Il risultato è che migliaia di studenti americani si vedono costretti ad onorare il rimborso di  mutui che avevano contratto anche sul presupposto di poter ottenere quegli sgravi finanziari previsti dalla legge.

E’ vero che la decisione della Suprema Corte riguarda una diversa valutazione dei poteri del Ministero dell’Istruzione con riguardo alle decisioni sugli sgravi finanziari.

Ed è quindi vero, come stanno sostenendo i responsabili della Casa Bianca, che il decreto verrà riformulato adottando nuove azioni più coerenti con la normativa ma sempre finalizzate a tutelare gli studenti mutuatari.

Dal punto di vista politico, ovviamente, la decisione della Suprema Corte incide molto sul consenso a Joe Biden che rischia di perdere il favore dei giovani elettori.

L’Affermative Action è un’idea nata nel 1961 proprio con l’amministrazione Kennedy che pensava di sostenere così i cittadini più svantaggiati per questione di razza, credo, colore o origine nazionale.

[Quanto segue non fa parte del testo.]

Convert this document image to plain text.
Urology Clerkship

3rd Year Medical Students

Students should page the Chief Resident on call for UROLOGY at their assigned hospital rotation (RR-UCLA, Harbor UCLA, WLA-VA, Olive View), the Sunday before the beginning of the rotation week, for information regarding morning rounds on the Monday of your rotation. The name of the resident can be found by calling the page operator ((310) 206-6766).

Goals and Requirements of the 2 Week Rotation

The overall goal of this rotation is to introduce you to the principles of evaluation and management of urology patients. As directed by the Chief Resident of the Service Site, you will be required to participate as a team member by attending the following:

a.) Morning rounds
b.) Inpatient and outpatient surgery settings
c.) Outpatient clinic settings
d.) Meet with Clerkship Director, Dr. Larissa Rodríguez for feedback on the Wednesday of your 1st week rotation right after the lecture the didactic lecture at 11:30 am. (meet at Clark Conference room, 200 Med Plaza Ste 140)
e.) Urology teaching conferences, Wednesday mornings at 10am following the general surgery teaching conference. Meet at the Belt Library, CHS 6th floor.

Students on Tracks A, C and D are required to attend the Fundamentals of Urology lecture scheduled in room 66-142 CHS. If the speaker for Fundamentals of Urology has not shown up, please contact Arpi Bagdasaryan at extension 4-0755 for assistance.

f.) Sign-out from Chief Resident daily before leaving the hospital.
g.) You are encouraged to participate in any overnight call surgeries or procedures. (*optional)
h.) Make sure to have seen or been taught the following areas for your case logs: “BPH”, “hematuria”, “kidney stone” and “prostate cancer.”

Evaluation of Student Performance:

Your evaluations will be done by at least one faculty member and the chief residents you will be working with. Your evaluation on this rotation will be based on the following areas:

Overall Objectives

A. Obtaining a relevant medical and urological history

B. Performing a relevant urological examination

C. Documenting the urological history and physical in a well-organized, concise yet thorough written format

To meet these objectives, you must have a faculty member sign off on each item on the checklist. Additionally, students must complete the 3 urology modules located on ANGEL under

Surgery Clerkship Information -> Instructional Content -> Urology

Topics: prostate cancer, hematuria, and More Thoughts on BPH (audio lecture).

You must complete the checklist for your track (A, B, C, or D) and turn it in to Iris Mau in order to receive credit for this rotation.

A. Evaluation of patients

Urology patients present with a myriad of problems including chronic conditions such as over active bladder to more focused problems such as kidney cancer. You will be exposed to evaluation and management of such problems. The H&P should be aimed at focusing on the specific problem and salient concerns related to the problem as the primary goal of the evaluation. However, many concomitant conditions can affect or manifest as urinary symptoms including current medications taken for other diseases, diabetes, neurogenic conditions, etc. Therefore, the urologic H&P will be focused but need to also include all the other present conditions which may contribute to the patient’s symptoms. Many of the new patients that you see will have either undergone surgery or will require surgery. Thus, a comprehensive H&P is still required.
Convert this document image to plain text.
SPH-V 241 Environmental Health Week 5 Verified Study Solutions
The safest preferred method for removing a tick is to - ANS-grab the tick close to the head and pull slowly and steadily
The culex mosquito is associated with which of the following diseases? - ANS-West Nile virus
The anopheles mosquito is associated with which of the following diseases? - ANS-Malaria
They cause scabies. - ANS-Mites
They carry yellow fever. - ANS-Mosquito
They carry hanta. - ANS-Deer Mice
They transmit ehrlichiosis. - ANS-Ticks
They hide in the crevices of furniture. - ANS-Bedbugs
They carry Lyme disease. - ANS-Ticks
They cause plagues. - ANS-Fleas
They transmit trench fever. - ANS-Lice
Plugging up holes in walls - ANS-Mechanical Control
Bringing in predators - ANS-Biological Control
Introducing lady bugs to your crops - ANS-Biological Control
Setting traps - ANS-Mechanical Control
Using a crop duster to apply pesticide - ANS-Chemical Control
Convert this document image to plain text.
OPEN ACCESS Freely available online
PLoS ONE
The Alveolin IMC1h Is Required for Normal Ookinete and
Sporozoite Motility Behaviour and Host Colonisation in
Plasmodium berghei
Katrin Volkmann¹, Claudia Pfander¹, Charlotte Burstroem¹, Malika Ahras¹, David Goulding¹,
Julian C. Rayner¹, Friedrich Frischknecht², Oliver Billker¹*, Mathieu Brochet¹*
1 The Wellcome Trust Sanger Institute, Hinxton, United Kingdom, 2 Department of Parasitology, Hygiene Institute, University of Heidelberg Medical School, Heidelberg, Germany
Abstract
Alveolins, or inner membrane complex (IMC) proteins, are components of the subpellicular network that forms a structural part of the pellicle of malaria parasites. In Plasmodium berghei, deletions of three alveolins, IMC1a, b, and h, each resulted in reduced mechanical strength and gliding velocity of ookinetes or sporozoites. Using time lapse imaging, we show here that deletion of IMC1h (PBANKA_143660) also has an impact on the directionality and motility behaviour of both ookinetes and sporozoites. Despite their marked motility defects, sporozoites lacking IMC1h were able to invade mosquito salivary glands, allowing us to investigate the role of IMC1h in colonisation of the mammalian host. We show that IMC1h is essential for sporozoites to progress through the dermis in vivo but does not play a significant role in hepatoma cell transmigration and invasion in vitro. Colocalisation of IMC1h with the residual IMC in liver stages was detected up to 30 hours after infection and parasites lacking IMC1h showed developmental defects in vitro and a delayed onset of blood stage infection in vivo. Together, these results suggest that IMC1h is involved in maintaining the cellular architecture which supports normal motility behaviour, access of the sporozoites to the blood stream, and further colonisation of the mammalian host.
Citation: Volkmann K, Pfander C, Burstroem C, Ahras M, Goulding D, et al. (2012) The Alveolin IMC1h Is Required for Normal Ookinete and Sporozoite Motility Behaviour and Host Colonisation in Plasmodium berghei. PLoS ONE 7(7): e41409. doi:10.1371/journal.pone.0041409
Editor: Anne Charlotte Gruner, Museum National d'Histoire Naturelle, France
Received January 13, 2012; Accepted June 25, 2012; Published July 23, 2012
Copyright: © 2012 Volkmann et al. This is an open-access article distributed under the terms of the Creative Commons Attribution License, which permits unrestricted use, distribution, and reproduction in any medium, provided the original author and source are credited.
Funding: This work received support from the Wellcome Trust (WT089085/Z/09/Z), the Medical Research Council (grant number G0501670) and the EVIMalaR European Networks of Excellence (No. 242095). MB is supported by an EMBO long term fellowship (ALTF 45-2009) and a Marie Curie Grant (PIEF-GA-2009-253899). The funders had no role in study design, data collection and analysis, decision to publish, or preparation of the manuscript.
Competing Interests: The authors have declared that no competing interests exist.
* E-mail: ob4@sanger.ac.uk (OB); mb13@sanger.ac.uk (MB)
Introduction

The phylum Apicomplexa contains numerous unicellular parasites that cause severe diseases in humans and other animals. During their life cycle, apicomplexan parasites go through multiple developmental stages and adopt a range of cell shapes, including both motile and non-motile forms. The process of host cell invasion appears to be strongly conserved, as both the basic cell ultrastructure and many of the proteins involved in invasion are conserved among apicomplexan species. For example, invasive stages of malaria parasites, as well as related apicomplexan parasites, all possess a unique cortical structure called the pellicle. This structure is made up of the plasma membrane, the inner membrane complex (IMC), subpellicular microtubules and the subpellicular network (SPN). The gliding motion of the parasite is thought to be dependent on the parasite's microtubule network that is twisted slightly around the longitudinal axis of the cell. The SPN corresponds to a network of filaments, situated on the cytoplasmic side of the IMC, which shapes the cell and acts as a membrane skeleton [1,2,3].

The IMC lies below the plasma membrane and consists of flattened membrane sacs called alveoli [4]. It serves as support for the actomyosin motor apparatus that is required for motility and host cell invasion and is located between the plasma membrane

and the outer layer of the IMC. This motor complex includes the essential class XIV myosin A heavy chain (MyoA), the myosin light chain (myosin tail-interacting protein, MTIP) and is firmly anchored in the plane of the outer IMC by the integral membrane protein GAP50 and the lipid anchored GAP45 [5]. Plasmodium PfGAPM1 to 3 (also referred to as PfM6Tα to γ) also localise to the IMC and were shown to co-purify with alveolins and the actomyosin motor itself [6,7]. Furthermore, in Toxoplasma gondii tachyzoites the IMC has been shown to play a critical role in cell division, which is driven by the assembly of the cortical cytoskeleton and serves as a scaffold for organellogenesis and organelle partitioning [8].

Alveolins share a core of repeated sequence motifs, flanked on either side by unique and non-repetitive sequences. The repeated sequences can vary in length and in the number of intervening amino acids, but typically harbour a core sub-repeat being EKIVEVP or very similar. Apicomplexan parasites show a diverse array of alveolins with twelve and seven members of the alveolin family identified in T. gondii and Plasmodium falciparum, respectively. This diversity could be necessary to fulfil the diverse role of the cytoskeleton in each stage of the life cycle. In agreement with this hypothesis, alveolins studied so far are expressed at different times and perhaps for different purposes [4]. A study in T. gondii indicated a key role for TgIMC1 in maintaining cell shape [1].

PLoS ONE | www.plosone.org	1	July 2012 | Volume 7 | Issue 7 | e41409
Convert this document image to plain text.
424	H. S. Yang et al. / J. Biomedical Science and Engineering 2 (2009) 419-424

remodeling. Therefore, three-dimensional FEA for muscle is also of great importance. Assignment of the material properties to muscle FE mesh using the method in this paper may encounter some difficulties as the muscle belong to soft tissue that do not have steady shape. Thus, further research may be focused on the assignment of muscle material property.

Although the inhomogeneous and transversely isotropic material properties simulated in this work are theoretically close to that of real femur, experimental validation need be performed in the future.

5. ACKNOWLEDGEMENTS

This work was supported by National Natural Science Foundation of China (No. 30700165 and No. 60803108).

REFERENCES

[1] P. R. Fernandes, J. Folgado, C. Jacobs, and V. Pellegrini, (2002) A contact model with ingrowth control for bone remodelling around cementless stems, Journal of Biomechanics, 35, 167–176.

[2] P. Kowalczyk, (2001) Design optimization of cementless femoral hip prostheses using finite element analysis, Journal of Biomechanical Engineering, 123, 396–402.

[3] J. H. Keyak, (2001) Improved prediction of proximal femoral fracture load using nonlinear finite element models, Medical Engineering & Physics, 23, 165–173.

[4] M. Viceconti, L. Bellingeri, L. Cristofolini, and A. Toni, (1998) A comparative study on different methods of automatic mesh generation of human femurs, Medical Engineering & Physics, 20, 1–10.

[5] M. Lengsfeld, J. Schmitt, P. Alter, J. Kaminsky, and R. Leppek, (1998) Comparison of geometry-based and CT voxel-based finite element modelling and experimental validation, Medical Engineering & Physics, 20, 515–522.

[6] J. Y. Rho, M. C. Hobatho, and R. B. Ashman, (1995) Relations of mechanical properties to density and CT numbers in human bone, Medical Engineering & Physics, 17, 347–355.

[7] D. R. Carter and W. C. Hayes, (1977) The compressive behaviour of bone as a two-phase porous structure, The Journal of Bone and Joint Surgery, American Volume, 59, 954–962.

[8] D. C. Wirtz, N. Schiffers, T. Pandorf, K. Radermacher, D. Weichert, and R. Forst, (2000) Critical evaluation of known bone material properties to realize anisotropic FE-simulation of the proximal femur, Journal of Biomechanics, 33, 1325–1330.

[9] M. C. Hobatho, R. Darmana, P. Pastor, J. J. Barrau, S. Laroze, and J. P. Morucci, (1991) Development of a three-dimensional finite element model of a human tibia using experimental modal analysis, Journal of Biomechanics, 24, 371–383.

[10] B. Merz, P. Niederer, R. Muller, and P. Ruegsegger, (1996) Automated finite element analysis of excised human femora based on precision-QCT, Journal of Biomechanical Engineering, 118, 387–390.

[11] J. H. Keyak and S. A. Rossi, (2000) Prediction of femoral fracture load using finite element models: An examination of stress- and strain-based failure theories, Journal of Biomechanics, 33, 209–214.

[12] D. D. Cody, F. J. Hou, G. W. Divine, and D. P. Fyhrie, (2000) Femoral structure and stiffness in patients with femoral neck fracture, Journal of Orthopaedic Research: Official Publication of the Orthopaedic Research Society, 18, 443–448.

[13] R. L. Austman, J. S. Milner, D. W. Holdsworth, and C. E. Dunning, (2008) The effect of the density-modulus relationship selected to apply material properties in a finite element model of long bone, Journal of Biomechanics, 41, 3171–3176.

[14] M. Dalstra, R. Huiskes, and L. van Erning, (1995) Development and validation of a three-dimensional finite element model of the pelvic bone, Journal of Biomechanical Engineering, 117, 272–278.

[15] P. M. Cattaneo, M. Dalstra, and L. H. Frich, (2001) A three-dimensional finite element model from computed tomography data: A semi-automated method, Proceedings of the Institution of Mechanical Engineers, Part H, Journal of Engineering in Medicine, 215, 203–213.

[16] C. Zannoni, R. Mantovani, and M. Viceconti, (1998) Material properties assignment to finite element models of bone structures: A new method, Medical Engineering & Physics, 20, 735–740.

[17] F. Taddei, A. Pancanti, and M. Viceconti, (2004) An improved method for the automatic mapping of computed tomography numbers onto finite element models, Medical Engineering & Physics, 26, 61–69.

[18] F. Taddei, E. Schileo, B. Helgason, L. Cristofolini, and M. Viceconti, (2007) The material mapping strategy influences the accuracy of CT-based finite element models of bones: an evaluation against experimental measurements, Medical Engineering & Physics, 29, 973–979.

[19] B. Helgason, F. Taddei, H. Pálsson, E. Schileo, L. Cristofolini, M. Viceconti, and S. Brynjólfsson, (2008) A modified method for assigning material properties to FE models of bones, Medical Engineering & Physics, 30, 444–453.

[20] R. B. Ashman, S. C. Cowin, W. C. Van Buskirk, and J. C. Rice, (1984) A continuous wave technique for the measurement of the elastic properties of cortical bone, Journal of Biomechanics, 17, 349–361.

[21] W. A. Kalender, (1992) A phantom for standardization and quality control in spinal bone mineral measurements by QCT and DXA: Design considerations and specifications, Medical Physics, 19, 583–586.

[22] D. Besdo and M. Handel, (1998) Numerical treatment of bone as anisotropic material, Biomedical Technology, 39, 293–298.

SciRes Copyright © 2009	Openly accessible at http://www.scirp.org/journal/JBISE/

Sessantadue anni dopo la Corte Suprema, come ha scritto Beppe Severnini, ha ritenuto invece che la “discriminazione positiva” leda il principio di eguaglianza nell’accesso universitario.

La decisione impatta su un tema molto discusso in questi mesi in tutto il mondo: il destino delle misure di riequilibrio sociale che molti governi stanno adottando o pensano di adottare.

In Italia abbiamo vissuto le grandi polemiche originate dall’adozione della norma sulle “quote rosa” per favorire la parità di genere nei posti di lavoro.

Stesso discorso vale per tutte quelle norme destinate a sostenere una etnia rispetto alle altre: una gran parte degli elettori pensa che questi interventi legislativi siano una ingiustizia, una discriminazione attiva.

Questa tematica tocca uno dei temi centrali del dibattito all’interno dei progressisti di tutto il mondo: “La sinistra ha smarrito la capacità di entusiasmare la gente. Non capisce una cosa fondamentale: – ha scritto l’editorialista del Correre della Sera – l’egoismo esibito dalla destra è meno irritante dell’altruismo ipocrita della sinistra”.

E veniamo alla seconda decisione della Corte basata, come dicevamo, sul Primo emendamento della Costituzione americana: “Il Primo emendamento immagina gli USA come un luogo ricco e complesso in cui tutte le persone sono libere di pensare e parlare come desiderano, non come richiede il governo si legge nella motivazione della sentenza – il Primo emendamento vieta al Colorado di obbligare una web designer a creare progetti espressivi che veicolano messaggi con cui la web designer non è d’accordo”.

Immediata la reazione di Biden, fortemente irritato dalla decisione della Suprema Corte: “In America nessuna persona dovrebbe subire discriminazioni semplicemente a causa di chi è o di chi ama”.

Secondo alcuni giuristi americani la sentenza non consente alcuna discriminazione, in realtà, sostiene soltanto che una persona non può essere costretta ad agire in modo contrario alle sue convinzioni morali.

Anche questa decisione sta avendo importanti conseguenze politiche.

I democratici hanno manifestato tutto il loro disappunto mentre i repubblicani hanno esultato per questa inversione di tendenza della Suprema Corte.

Insomma, un quadro generale sulla tutela dei diritti civili nel mondo che non spinge all’ottimismo: proprio per questo dobbiamo continuare a tenere alta l’attenzione su questi temi.

Poi, ovviamente, sarà la maggioranza dei cittadini dei singoli stati a decidere le regole del gioco per una convivenza auspicabilmente pacifica.